Sentada en el suelo, María todavía esperaba a que el marido volviera a dirigirle la palabra, pero José ya no tiene nada más que decirle, está ahora ocupado componiendo mentalmente las frases del discurso que mañana tendrá que decir ante el consejo de ancianos. Le enfurece el pensar que no sabe exactamente lo que pasó entre su mujer y el mendigo, qué otras cosas se habrían dicho el uno al otro, pero no quiere volver a preguntarle, porque, no siendo de esperar que ella añada algo nuevo a lo ya contado, tendría él que aceptar como verdadero el relato dos veces hecho, y si ella estuviera mintiendo, no lo podrá saber él, pero ella sí, sabrá que miente y mintió, y se reirá de él por debajo del manto, como hay buenas razones para creer que se rió Eva de Adán, de modo más oculto, claro está, pues entonces aún no tenía manto que la tapase. Llegado a este punto, el pensamiento de José dio el siguiente e inevitable paso, ahora imagina al mendigo como un emisario del Tentador, el cual, habiendo mudado tanto los tiempos y siendo la gente de hoy más avisada, no cayó en la ingenuidad de repetir el ofrecimiento de un simple fruto natural, antes bien, parece que vino a traer la promesa de una tierra diferente, luminosa, siviéndose, como de costumbre, de la credulidad y malicia de las mujeres. José siente arder su cabeza, pero está contento consigo mismo y con las conclusiones a que ha llegado.

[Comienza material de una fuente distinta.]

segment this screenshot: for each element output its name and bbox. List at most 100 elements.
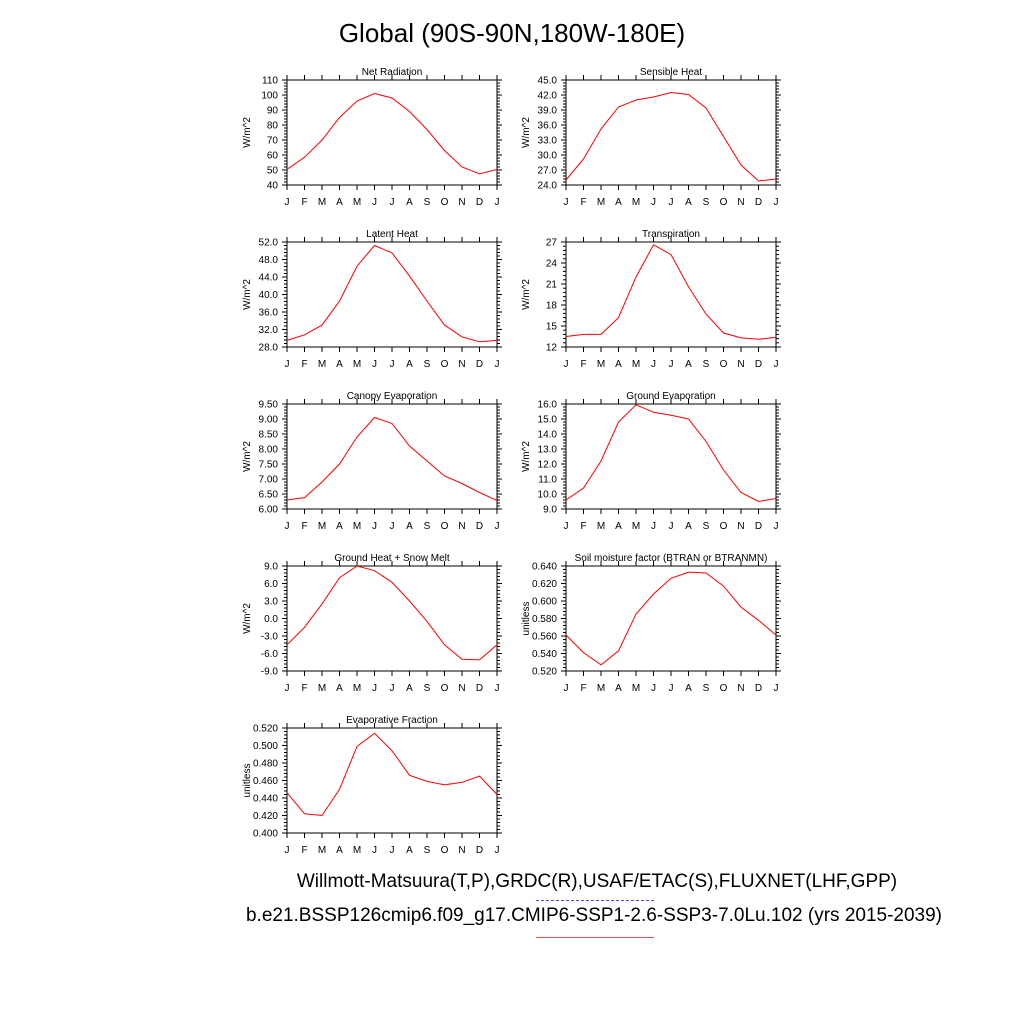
x-tick-label: M: [318, 683, 326, 694]
chart-panel: Soil moisture factor (BTRAN or BTRANMN) u…: [521, 553, 781, 694]
y-tick-label: 9.0: [264, 562, 278, 573]
y-tick-label: 3.0: [264, 597, 278, 608]
x-tick-label: A: [615, 359, 622, 370]
y-tick-label: 0.500: [253, 741, 278, 752]
x-tick-label: M: [353, 359, 361, 370]
y-tick-label: 90: [267, 106, 279, 117]
chart-panel: Ground Heat + Snow Melt W/m^2 9.0 6.0 3.0 0.0…: [242, 553, 502, 694]
x-tick-label: N: [458, 197, 465, 208]
x-tick-label: S: [424, 521, 431, 532]
y-tick-label: 32.0: [259, 325, 279, 336]
x-tick-label: F: [580, 521, 586, 532]
x-tick-label: N: [458, 845, 465, 856]
x-tick-label: J: [564, 197, 569, 208]
x-tick-label: F: [301, 683, 307, 694]
x-tick-label: J: [495, 845, 500, 856]
y-tick-label: 0.480: [253, 759, 278, 770]
y-tick-label: 27: [546, 238, 558, 249]
x-tick-label: J: [372, 359, 377, 370]
panel-title: Ground Heat + Snow Melt: [334, 553, 450, 564]
observations-caption: Willmott-Matsuura(T,P),GRDC(R),USAF/ETAC…: [296, 871, 898, 892]
y-tick-label: 39.0: [538, 106, 558, 117]
y-tick-label: 0.620: [532, 579, 557, 590]
x-tick-label: O: [441, 845, 449, 856]
x-tick-label: A: [685, 683, 692, 694]
plot-frame: [565, 403, 777, 510]
series-line: [286, 732, 498, 817]
y-tick-label: 12.0: [538, 460, 558, 471]
y-tick-label: 13.0: [538, 445, 558, 456]
series-line: [565, 571, 777, 666]
figure-title: Global (90S-90N,180W-180E): [338, 18, 686, 48]
case-legend-line: [536, 937, 654, 938]
x-tick-label: N: [737, 683, 744, 694]
x-tick-label: O: [720, 197, 728, 208]
y-tick-label: 0.640: [532, 562, 557, 573]
x-tick-label: M: [318, 521, 326, 532]
y-tick-label: 9.00: [259, 415, 279, 426]
y-tick-label: 11.0: [538, 475, 557, 486]
x-tick-label: J: [372, 521, 377, 532]
x-tick-label: M: [632, 359, 640, 370]
x-tick-label: D: [755, 521, 762, 532]
y-tick-label: 6.0: [264, 579, 278, 590]
y-tick-label: 40.0: [259, 290, 279, 301]
series-line: [286, 244, 498, 343]
panel-title: Canopy Evaporation: [347, 391, 438, 402]
series-line: [565, 91, 777, 182]
x-tick-label: N: [458, 359, 465, 370]
x-tick-label: M: [597, 521, 605, 532]
x-tick-label: J: [372, 197, 377, 208]
x-tick-label: F: [580, 359, 586, 370]
x-tick-label: A: [406, 845, 413, 856]
y-tick-label: 60: [267, 151, 279, 162]
x-tick-label: O: [441, 683, 449, 694]
x-tick-label: M: [318, 197, 326, 208]
x-tick-label: D: [755, 197, 762, 208]
y-tick-label: 36.0: [538, 121, 558, 132]
panel-title: Ground Evaporation: [626, 391, 716, 402]
x-tick-label: A: [336, 521, 343, 532]
x-tick-label: O: [441, 197, 449, 208]
x-tick-label: A: [336, 197, 343, 208]
x-tick-label: M: [597, 683, 605, 694]
plot-frame: [565, 79, 777, 186]
x-tick-label: D: [476, 683, 483, 694]
x-tick-label: M: [632, 197, 640, 208]
x-tick-label: O: [720, 683, 728, 694]
y-tick-label: 0.520: [253, 724, 278, 735]
x-tick-label: F: [301, 359, 307, 370]
y-axis-label: W/m^2: [242, 279, 253, 310]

Por su parte, no sabiendo nada de los meandros de análisis demonológico en que está empeñada la mente del marido ni de las responsabilidades que le están siendo atribuidas, María intenta comprender la extraña sensación de carencia que viene experimentando desde que anunció al marido su gravidez.

No una ausencia interior, desde luego, porque de sobra sabe ella que se encuentra, a partir de ahora, y en el sentido más exacto del término, ocupada, sino precisamente una ausencia exterior, como si el mundo, de un momento a otro, se hubiese apagado o alejado de ella.

Recuerda, pero es como si estuviese recordando otra vida, que después de esta última comida y antes de tender las esteras para dormir, siempre tenía algún trabajo que adelantar, con él pasaba el tiempo, sin embargo, lo que ahora piensa es que no debería moverse del lugar en que se encuentra, sentada en el suelo, mirando la luz que la mira desde el reborde del cuenco y esperando a que el hijo nazca. Digamos, por respeto a la verdad, que su pensamiento no fue tan claro, el pensamiento, a fin de cuentas, ya por otros o por el mismo ha sido dicho, es como un grueso ovillo de hilo enrollado sobre sí mismo, flojo en unos puntos, en otros apretado hasta la sofocación y el estrangulamiento, está aquí, dentro de la cabeza, pero es imposible conocer su extensión toda, pues habría que desenrollarlo, extenderlo, y al fin medirlo, pero esto, por más que se intente o se finja intentar, parece que no lo puede hacer uno mismo sin ayudas, alguien tiene que venir un día a decir por dónde se debe cortar el cordón que liga al hombre a su ombligo, atar el pensamiento a su causa.